文明以前・原始から未開へ
出典: フリー百科事典『ウィキペディア(Wikipedia)』 (2022/05/07 15:22 UTC 版)
「家族・私有財産・国家の起源」の記事における「文明以前・原始から未開へ」の解説
本書の概要は三部分に整理することができる。一章から三章までの冒頭はモーガン説と古代の人類史の発展過程の紹介に充てられている。まず、原始の人類社会には新時代が到来し始めていた。 第一章では文明時代への移行の契機が整理されている。人間が動物界から分離したばかりの「過渡的な状態」である「野蛮」から、「未開」をへて、「文明」にいたる、人類社会の発展図を略述した章である。
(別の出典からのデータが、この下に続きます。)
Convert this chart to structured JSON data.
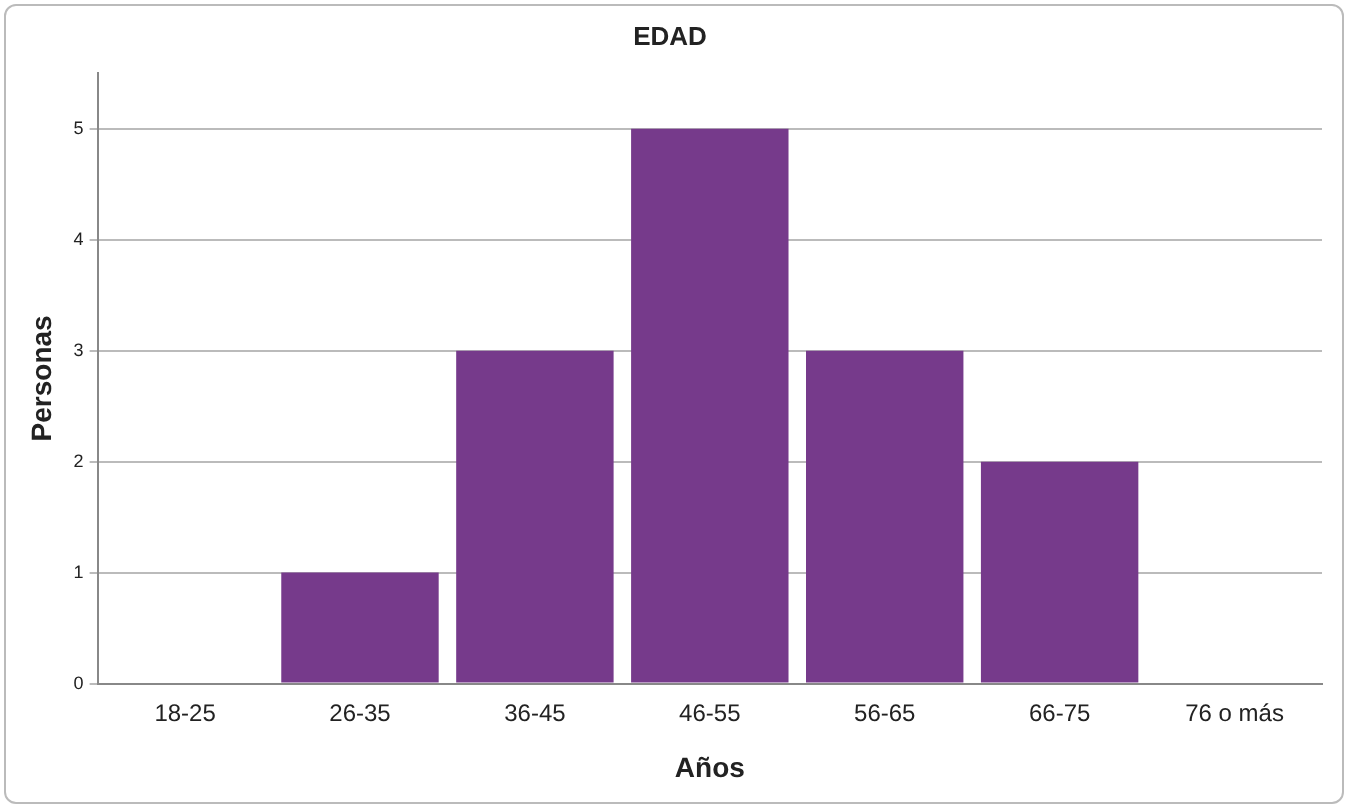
{
  "chart_data": {
    "type": "bar",
    "title": "EDAD",
    "xlabel": "Años",
    "ylabel": "Personas",
    "categories": [
      "18-25",
      "26-35",
      "36-45",
      "46-55",
      "56-65",
      "66-75",
      "76 o más"
    ],
    "values": [
      0,
      1,
      3,
      5,
      3,
      2,
      0
    ],
    "color": "#763a8b",
    "ylim": [
      0,
      5.5
    ],
    "yticks": [
      0,
      1,
      2,
      3,
      4,
      5
    ],
    "grid": "y",
    "legend": false
  }
}
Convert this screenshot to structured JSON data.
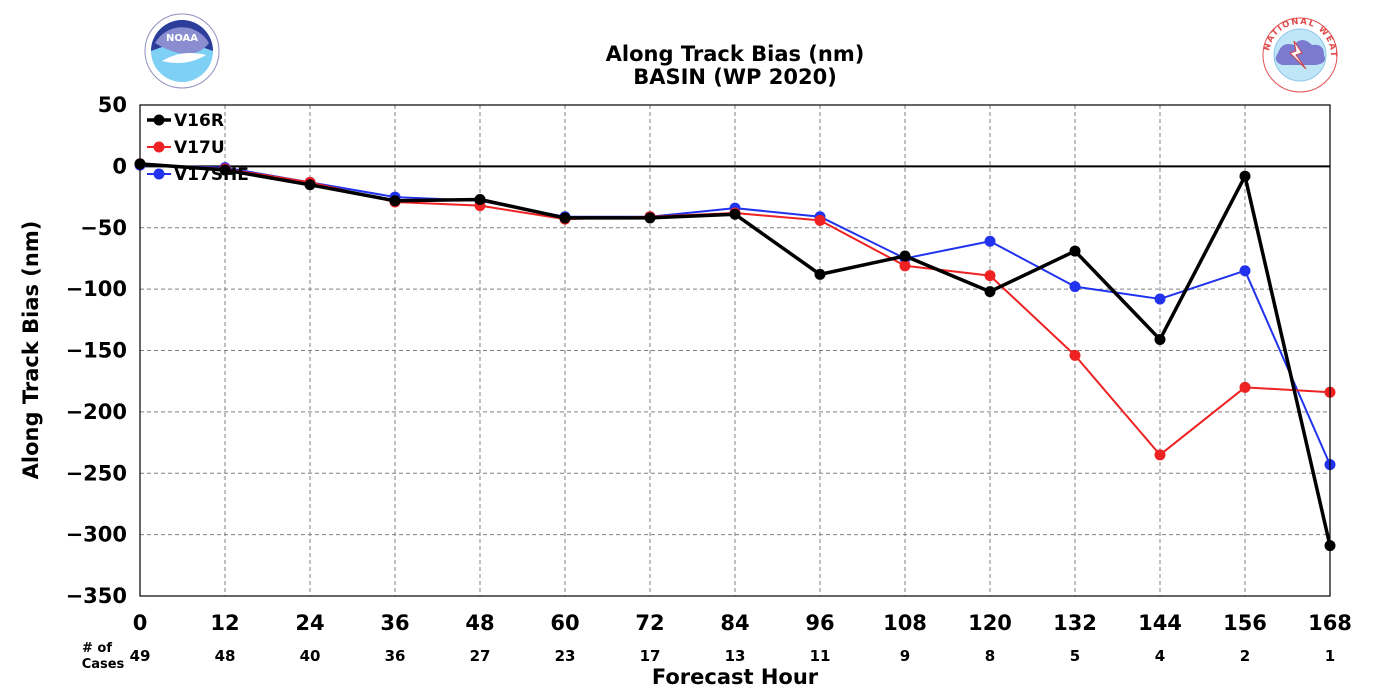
{
  "chart_data": {
    "type": "line",
    "title": "Along Track Bias (nm)",
    "subtitle": "BASIN (WP 2020)",
    "xlabel": "Forecast Hour",
    "ylabel": "Along Track Bias (nm)",
    "x": [
      0,
      12,
      24,
      36,
      48,
      60,
      72,
      84,
      96,
      108,
      120,
      132,
      144,
      156,
      168
    ],
    "x_ticks": [
      "0",
      "12",
      "24",
      "36",
      "48",
      "60",
      "72",
      "84",
      "96",
      "108",
      "120",
      "132",
      "144",
      "156",
      "168"
    ],
    "xlim": [
      0,
      168
    ],
    "ylim": [
      -350,
      50
    ],
    "y_ticks": [
      50,
      0,
      -50,
      -100,
      -150,
      -200,
      -250,
      -300,
      -350
    ],
    "y_tick_labels": [
      "50",
      "0",
      "−50",
      "−100",
      "−150",
      "−200",
      "−250",
      "−300",
      "−350"
    ],
    "grid": true,
    "legend": "top-left",
    "cases_header": [
      "# of",
      "Cases"
    ],
    "cases": [
      "49",
      "48",
      "40",
      "36",
      "27",
      "23",
      "17",
      "13",
      "11",
      "9",
      "8",
      "5",
      "4",
      "2",
      "1"
    ],
    "series": [
      {
        "name": "V16R",
        "color": "#000000",
        "values": [
          2,
          -3,
          -15,
          -28,
          -27,
          -42,
          -42,
          -39,
          -88,
          -73,
          -102,
          -69,
          -141,
          -8,
          -309
        ]
      },
      {
        "name": "V17U",
        "color": "#ee2222",
        "values": [
          2,
          -2,
          -13,
          -29,
          -32,
          -43,
          -41,
          -38,
          -44,
          -81,
          -89,
          -154,
          -235,
          -180,
          -184
        ]
      },
      {
        "name": "V17SHE",
        "color": "#2233ee",
        "values": [
          1,
          -1,
          -13,
          -25,
          -28,
          -41,
          -41,
          -34,
          -41,
          -75,
          -61,
          -98,
          -108,
          -85,
          -243
        ]
      }
    ]
  },
  "logos": {
    "left": {
      "icon": "noaa-logo-icon",
      "text": "NOAA"
    },
    "right": {
      "icon": "nws-logo-icon",
      "text": "NATIONAL WEATHER SERVICE"
    }
  }
}
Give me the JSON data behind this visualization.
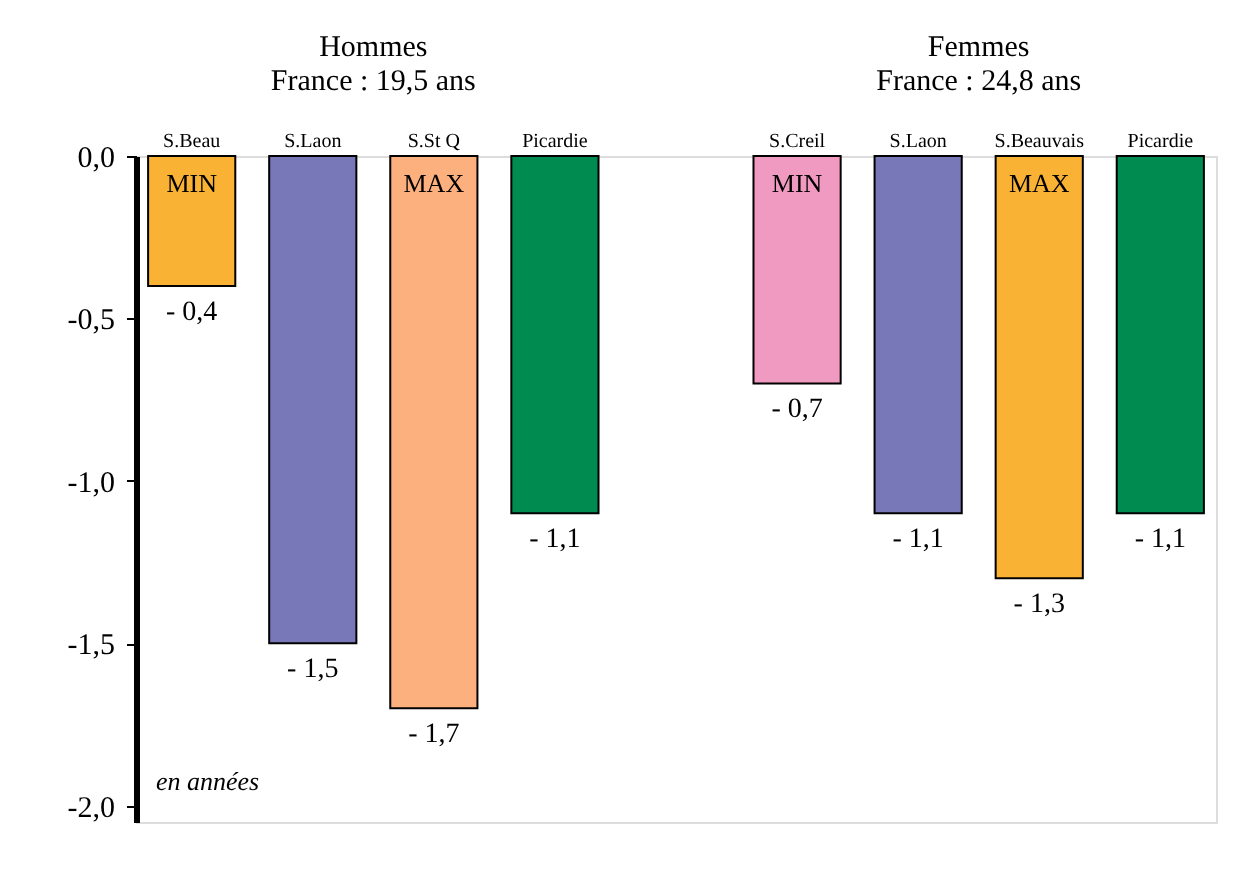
{
  "chart_data": {
    "type": "bar",
    "categories": [
      "S.Beau",
      "S.Laon",
      "S.St Q",
      "Picardie",
      null,
      "S.Creil",
      "S.Laon",
      "S.Beauvais",
      "Picardie"
    ],
    "values": [
      -0.4,
      -1.5,
      -1.7,
      -1.1,
      null,
      -0.7,
      -1.1,
      -1.3,
      -1.1
    ],
    "colors": [
      "#f9b233",
      "#7878b8",
      "#fbb07e",
      "#008c50",
      "#ffffff",
      "#f19ac1",
      "#7878b8",
      "#f9b233",
      "#008c50"
    ],
    "value_labels": [
      "- 0,4",
      "- 1,5",
      "- 1,7",
      "- 1,1",
      null,
      "- 0,7",
      "- 1,1",
      "- 1,3",
      "- 1,1"
    ],
    "ylim": [
      -2.05,
      0.0
    ],
    "yticks": [
      {
        "value": 0.0,
        "label": "0,0"
      },
      {
        "value": -0.5,
        "label": "-0,5"
      },
      {
        "value": -1.0,
        "label": "-1,0"
      },
      {
        "value": -1.5,
        "label": "-1,5"
      },
      {
        "value": -2.0,
        "label": "-2,0"
      }
    ],
    "annotations": [
      "Hommes\nFrance : 19,5 ans",
      "Femmes\nFrance : 24,8 ans",
      "en années",
      "MIN",
      "MAX",
      "MIN",
      "MAX"
    ],
    "grid": false
  }
}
生活技術によって「野蛮」と「未開」に区分し、さらにそのなかを「上位・中位・下位」段階に分ける方法を用いている。契機は採集・漁業・狩猟からなる野蛮段階から技術の取得によって新段階へと移行する発展のなかにあった。人々は土器の製作をおこない家屋を建て定住生活をなす中間段階を経て、牧畜農耕への未開段階へと移行を果たす。この段階で新大陸と旧大陸で主要穀物の相違と家畜類の種特性の相違によって異なる道筋をとり、熱帯や極地を中心に旧型の原始社会に留まる地域が生じた。旧大陸を中心に更に進歩を続けた人類はムラからクニへと社会編成を変えて、金属器の製作技術を高めて灌漑農業や騎乗遊牧生活を拡大させて、肥沃な大河周辺地帯で有史時代への最初の移行を果たした。第二章は、原始的な家族形態を復原して今日の社会における一夫一婦制の起源を明らかにする部分、資本主義の階級社会における一夫一婦制の批判する部分、いかに婦人は解放されるのかという共産主義社会での家族と結婚という三つの部分が書かれている。 第三章では、原始的な家族形態をなすイロコイ族の具体的事例が紹介されている。 イロコイ族などアメリカ・インディアン、インドの部族において現存する家族制度と、血族呼称制度が矛盾している例をとりあげている。家族は社会編成の基本体制であったが、野蛮段階では部族を構成する男性と女性による集団婚であり、誰が子どもの父親であるかが不確定であったため、母系制の共同体を形成していた。しかし、農牧業の発達による富の形成は土地の分割と私的所有をもたらしていく。未開段階に入った人類は、財産となる土地や家畜の所有を戦闘力に優れる男性の権限に移し替えていった。私有財産制度は、実子への財産の継承、即ち世襲原理を可能とするために、母系制の集団婚から父系制の対偶婚へと婚姻制度の変更を余儀なくさせた。ここで「乱婚(無規律性交)→血族婚→プナルア婚→集団婚→対偶婚→父系制単婚」という発展図式を考え、私有財産制度の成立と富の拡大ともに父系制社会への移行が起きたとした。これが画期となって人類は古典古代へと移行していく。エンゲルスは第二章の一節で次のように語っている。 「富が増大するのに比例して、この富は、一方では家族内で男性に女性よりも重要な地位を与え、他方では、この強化された地位を利用して、伝来の相続順位を子(父の嫡子)に有利なように覆そうとする衝動を生み出した。しかしこれは、母権制による血統がおこなわれているかぎり、だめであった。したがって、この血統が覆されなければならなかった。そしてそれはくつがえされた。……。一部は富の増加と生活様式の変化(森林から大草原への移転)の影響のもとに、一部は文明と宣教師の精神的影響から、……、ショーニー族、マイアミ族、デラウェア族では子が父から相続できるように、父の氏族に属する氏族名をつけて、子をこの氏族に移す慣習が拡がっている。……。母権制の転覆は女性の世界史的敗北であった。男性は家のなかでも舵をにぎり、女性は品位を穢され、隷属されられて、男性の情欲の奴隷、子供を産む単なる道具となった。」